Em 1492 “o Magnífico” morreu e seu filho Piero assumiu o governo. Dois anos depois, Carlos VIII, rei da França, invadiu a península italiana e ameaçou tomar Florença. Amedrontado, Piero cedeu-lhe o porto de Pisa e outros pontos vitais para a cidade. A população encheu-se de ódio e não só o expulsou como tratou de manter todos os Medici afastados do poder. Imediatamente, Savanarola proclamou a verdade de suas profecias e foi em pessoa negociar com Carlos VIII uma paz mais honrosa. Ao retornar vitorioso, foi saldado como o salvador de Florença e assumiu o governo com poderes absolutos, impondo à cidade um estilo de vida quase monástico.

A princípio, a população acatou-lhe todas as decisões, mas pouco a pouco dividiu-se em dois partidos: os piagnoni (chorões), que o apoiavam irrestritamente – e entre os quais talvez se incluísse Boticelli -, e os arrabbiati (raivosos), que queriam depô-lo.

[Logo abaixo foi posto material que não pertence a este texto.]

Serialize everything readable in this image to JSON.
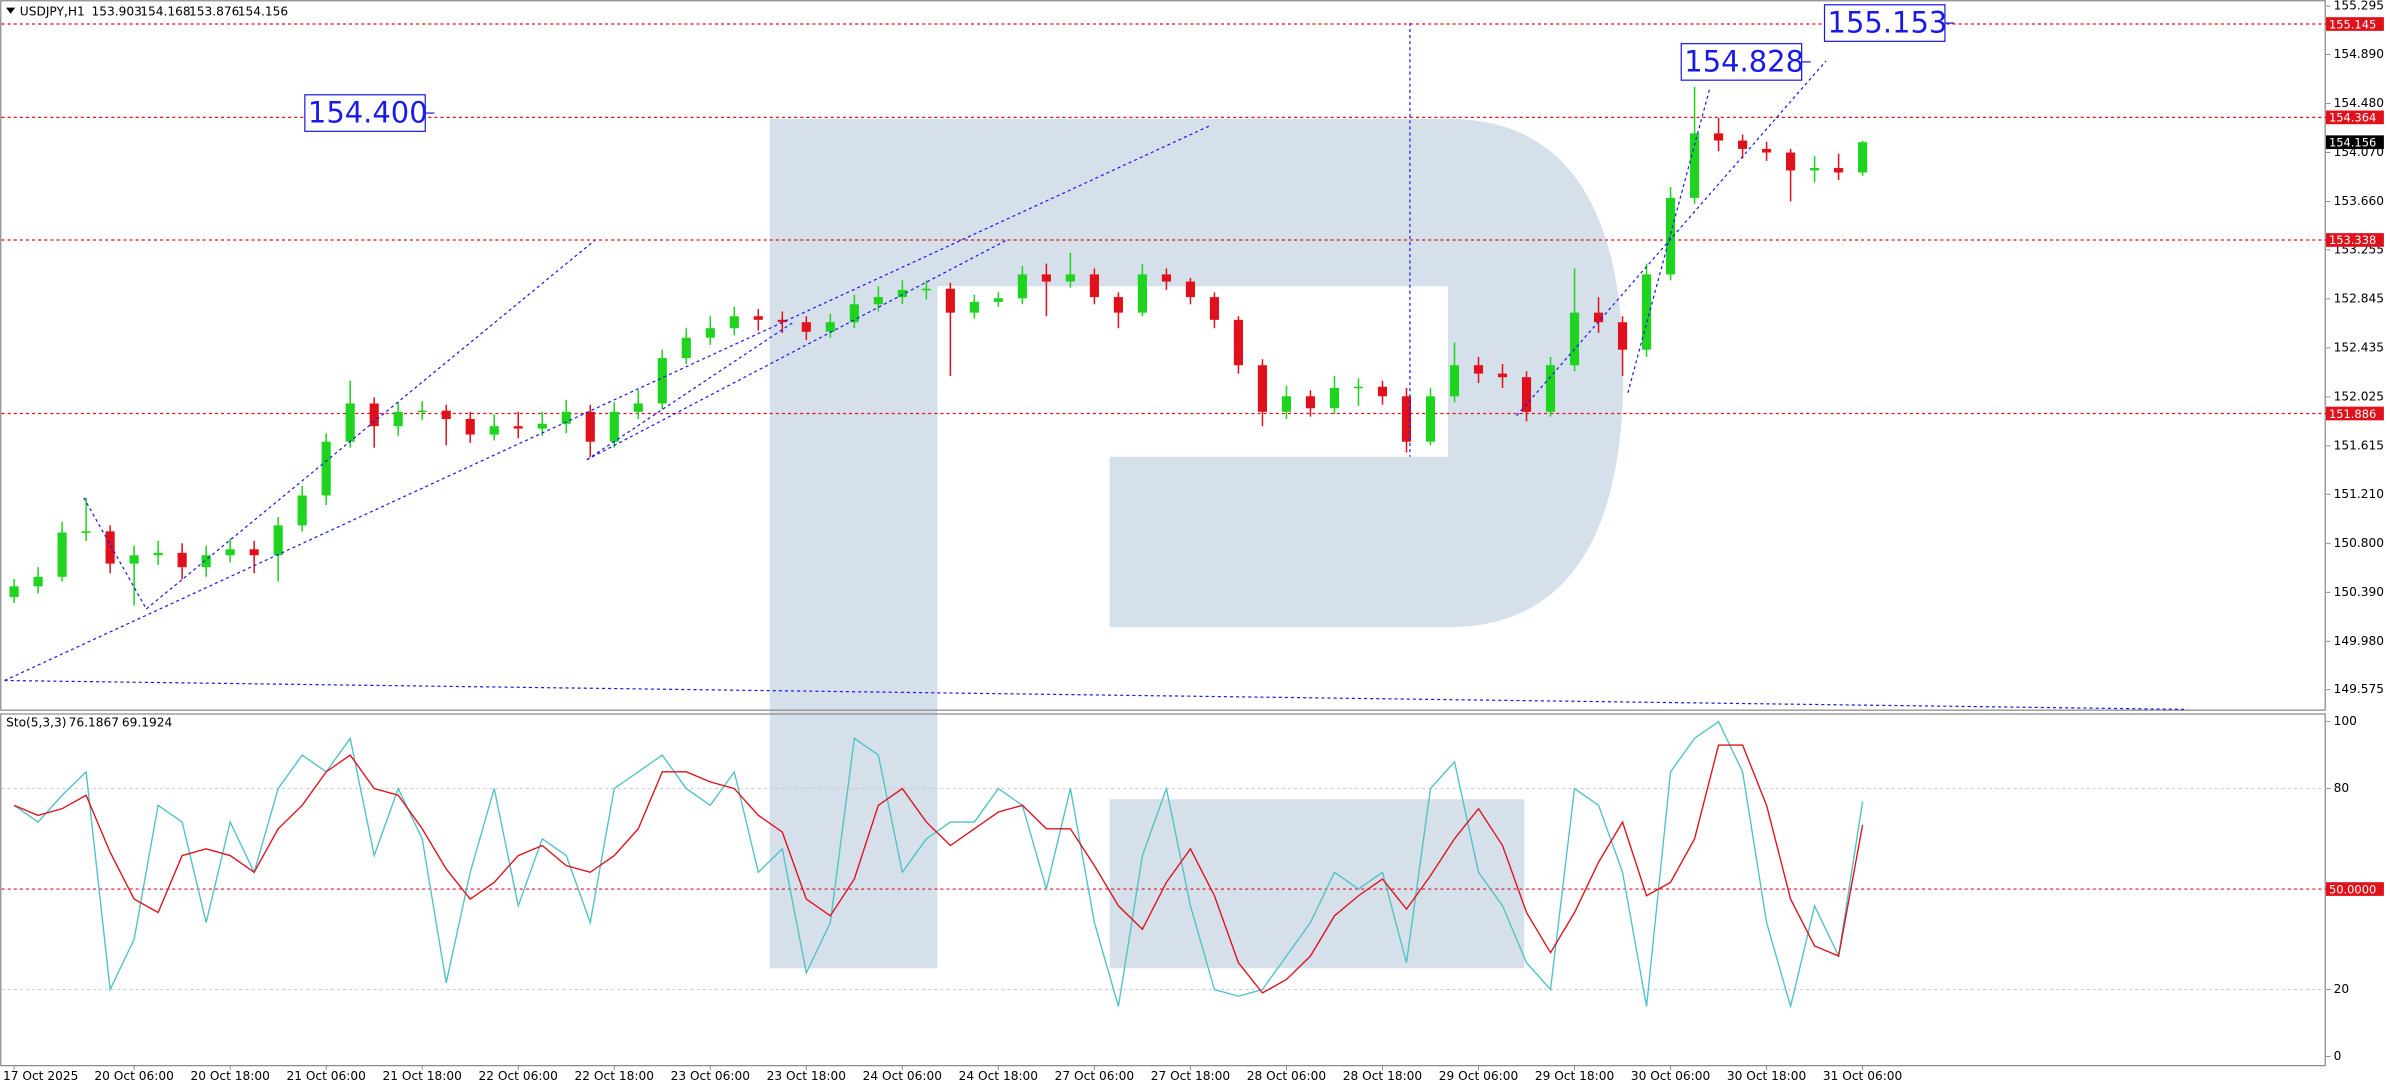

Lorenzo de Pierfrancesco parece que se alinhava entre estes últimos, pois precisou deixar Florença por motivos políticos.

O Papa Alexandre VI, um Bórgia, era alvo constante dos sermões de Savanarola e um dia chamou-o a Roma para retratar-se. O dominicano simplesmente ignorou a convocação, o que lhe retirou o apoio de bom número de piagnoni fiéis ao pontífice. Pouco depois Savanarola tomou conhecimento de que se armava uma conspiração para reconduzir os Medici ao poder; tentando recuperar os adeptos perdidos, declarou-se pronto a submeter-se às chamas da fogueira para provar que era um enviado de Deus. Um frade da ordem franciscana – opositora de Savanarola – ofereceu-se para passar pela mesma prova, e o dominicano esquivou-se, golpeando de morte sua já minguada popularidade. Excomungado pelo papa, apoiado por poucos, foi facilmente preso pelo Conselho e, sob acusação de falso profeta, acabou queimado vivo em 1498.

Todos esses episódios violentos deixaram marcas profundas na alma e na arte de Botticelli, que passou a dedicar-se à meditação, vivendo quase recluso, e a pintar exclusivamente temas religiosos, num estilo cada vez mais pessoal e sombrio. As encomendas escasseavam. Em 1502, Boticcelli foi acusado de homossexualismo. A acusação foi descartada por falta de provas, mas sem dúvida sobre sua procedência permaneceu para sempre. Botticelli não se casou, porém não há notícias de nenhum envolvimento amoroso com outros homens.

Em 1504, Florença prestou-lhe ainda uma pequena homenagem, convidando-o a participar da comissão que decidira o local onde seria instalada a escultura Davi, de Michelangelo. Era pouco, no entanto, para tirar o velho mestre da obscuridade em que havia mergulhado.

Na verdade, não fora a reclusão nem a acusação de homossexualismo que afastaram os clientes, e sim razões de ordem estética. Seu estilo aproximava-se cada vez mais do arcaico medieval, enquanto o gosto dos mecenas evoluía na direção da arte mais poderosa e inovadora de Leonardo e Michelangelo. Totalmente ofuscado por eles, Sandro Botticeli morreu solitário e esquecido, em maio de 1510, e no esquecimento permaneceu seu obra até o século 19, quando os artistas ingleses da Irmandade Pré-Rafaelita nela encontraram um espírito afim e finalmente lhe fizeram justiça.